O peso do descaso também onera a maternidade. Uma pesquisa realizada pela Fundação Getúlio Vargas (FGV) identificou que metade das mães brasileiras foi demitida até dois anos após a licença-maternidade. Já um levantamento realizado pela Catho escancarou ainda mais o problema ao descobrir que 28% das mulheres deixaram o emprego após a chegada dos filhos, enquanto o mesmo se dá apenas com 5% dos homens. A falta de creches e de uma educação infantil de qualidade são fatores determinantes para esses índices.



Alexandre quando menino e a mãe, Cristina Mortágua, no Maracanã (Foto: Reprodução Instagram)
Apesar do tom autobiográfico, Alexandre não quer que sua história pessoal se confunda com o filme. “Apareço no filme como material de arquivo, no começo e no final. E depois há umas pequenas homenagens que faço. Os personagens, todos eles têm nomes de pessoas que participaram da minha criação de alguma forma. São nesses pequenos momentos em que o filme é mais diretamente sobre mim.” Esse material de arquivo que ele cita são, por exemplo, cenas de sua mãe no hospital, grávida dele e prestes a dar a luz.

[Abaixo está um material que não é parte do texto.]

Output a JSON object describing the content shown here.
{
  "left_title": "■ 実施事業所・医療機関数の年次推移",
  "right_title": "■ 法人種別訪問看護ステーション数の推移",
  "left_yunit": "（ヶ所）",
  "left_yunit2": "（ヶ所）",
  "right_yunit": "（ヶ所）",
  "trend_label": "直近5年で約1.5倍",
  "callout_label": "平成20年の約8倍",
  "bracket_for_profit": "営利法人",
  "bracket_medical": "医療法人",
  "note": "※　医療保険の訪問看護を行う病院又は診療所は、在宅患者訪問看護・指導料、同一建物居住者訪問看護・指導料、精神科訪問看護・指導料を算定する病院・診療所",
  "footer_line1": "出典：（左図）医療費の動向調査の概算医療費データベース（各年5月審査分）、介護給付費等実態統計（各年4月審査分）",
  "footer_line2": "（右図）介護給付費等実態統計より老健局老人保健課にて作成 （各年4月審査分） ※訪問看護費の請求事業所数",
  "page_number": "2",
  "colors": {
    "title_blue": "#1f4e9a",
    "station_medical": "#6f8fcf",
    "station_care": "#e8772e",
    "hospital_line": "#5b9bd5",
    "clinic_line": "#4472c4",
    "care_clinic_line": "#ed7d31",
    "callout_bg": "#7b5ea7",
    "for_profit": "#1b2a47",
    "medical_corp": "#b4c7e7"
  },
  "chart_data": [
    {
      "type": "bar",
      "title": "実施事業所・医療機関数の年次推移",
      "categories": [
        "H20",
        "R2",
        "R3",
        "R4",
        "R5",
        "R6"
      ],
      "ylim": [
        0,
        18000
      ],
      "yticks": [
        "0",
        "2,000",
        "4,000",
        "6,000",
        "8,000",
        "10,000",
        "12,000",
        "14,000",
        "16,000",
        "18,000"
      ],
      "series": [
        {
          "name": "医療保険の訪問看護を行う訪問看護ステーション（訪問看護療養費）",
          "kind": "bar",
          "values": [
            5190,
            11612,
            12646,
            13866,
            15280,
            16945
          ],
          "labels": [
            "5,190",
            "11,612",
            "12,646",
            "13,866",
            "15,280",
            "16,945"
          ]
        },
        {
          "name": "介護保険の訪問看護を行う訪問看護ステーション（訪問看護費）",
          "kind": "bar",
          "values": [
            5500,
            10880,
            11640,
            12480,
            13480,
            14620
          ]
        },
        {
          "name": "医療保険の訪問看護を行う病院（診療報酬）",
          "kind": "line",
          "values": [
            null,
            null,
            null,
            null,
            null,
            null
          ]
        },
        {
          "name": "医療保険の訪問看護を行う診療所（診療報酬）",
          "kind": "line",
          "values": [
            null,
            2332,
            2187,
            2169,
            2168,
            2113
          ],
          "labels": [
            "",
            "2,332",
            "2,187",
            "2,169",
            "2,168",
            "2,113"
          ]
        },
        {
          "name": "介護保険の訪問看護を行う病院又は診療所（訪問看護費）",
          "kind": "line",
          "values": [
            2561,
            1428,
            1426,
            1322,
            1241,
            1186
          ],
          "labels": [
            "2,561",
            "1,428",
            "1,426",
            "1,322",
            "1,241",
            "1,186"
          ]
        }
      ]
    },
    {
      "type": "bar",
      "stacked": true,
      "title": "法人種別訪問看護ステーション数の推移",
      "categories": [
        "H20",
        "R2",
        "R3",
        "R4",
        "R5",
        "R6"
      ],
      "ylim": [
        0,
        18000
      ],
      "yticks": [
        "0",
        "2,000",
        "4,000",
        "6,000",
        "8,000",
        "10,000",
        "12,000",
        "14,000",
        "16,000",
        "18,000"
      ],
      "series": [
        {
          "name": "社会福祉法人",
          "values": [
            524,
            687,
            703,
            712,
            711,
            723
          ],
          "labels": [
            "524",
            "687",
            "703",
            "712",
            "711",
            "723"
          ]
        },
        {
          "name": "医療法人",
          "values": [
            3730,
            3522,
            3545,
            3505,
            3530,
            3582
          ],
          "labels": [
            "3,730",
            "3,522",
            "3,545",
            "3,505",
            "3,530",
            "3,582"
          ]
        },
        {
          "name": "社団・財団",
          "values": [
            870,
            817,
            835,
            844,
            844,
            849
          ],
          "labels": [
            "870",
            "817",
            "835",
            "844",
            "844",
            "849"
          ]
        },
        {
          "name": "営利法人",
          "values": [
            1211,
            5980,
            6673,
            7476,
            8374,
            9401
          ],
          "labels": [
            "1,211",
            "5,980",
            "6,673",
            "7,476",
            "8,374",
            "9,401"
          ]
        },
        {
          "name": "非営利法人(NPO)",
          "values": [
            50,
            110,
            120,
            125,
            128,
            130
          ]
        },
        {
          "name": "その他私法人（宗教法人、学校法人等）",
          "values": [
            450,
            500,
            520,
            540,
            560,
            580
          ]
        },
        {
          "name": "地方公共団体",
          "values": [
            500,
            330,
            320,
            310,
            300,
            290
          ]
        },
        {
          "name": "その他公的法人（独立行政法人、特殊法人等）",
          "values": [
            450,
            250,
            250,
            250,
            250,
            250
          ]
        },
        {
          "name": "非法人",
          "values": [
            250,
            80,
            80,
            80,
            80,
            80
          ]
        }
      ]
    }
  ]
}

Se tudo der certo, “Todos Nós 5 Milhões” deve ser uma trilogia. “Nesse primeiro momento, é sobre a mãe, uma visão de um filho falando de sua mãe. E daí sim tem muito de como eu vejo minha mãe. Agora estou escrevendo um filme sobre o filho e depois virá o terceiro, sobre o pai.” Alexandre tem negociado com festivais e distribuidoras para a exibição do longa, que deve sair no primeiro semestre de 2019, e salienta que não teve nenhum apoio da Lei de Incentivo à Cultura, apenas patrocínios privados.
Aqui, o trailer do filme:

O filho gay de Edmundo

Não é de agora que Alexandre vira motivo de pauta para o noticiário. Desde que nasceu, sua vida é exposta e até “explorada”, recorda. Quando criança, a manchete era sobre o pai que não pagava a pensão. Na adolescência, o causo da mãe na delegacia depois de uma tentativa dela de exorcizar o filho gay. Mais tarde, “o filho esquecido do Animal”. Em relação ao ocorrido na época e o assédio da imprensa, ele diz: “Hoje, olhando com alguma distância, sei que fui usurpado. Teve até uma jornalista que se fingiu de funcionária do Conselho Tutelar para perguntar umas coisas para minha vó. Se aproveitaram de mim, da minha inocência. Rolou muita malícia com a minha história. Eu só era um menino de 16 anos passando por uma situação bem extrema com a mãe de forma pública. Me arrependo de cada entrevista. Não caíram nada bem.”


Alexandre Mortagua (Foto: Arquivo pessoal )
Sim, eu sou o filho gay do Edmundo. Mas sou milhares de outras coisas também."
Alexandre Mortagua
Sobre a pecha de “filho gay de Edmundo”, Alexandre apenas acha “meio caipira” o tratamento. “Não me incomoda, eu não tenho nenhum tipo de problema ou de vergonha porque, afinal de contas, eu sou gay. E sim, eu sou o filho gay do Edmundo. Mas sou milhares de outras coisas também. Só que tenho que dizer, ser gay é massa! Ser gay é uma parte muito importante da minha vida. Define com quem eu quero andar, quem eu admiro, o que eu quero produzir, como eu quero produzir, pra quem eu quero produzir, as pessoas que quero próximas e as pessoas que quero longe.  O problema é homofobia. Mas daí já não é comigo.”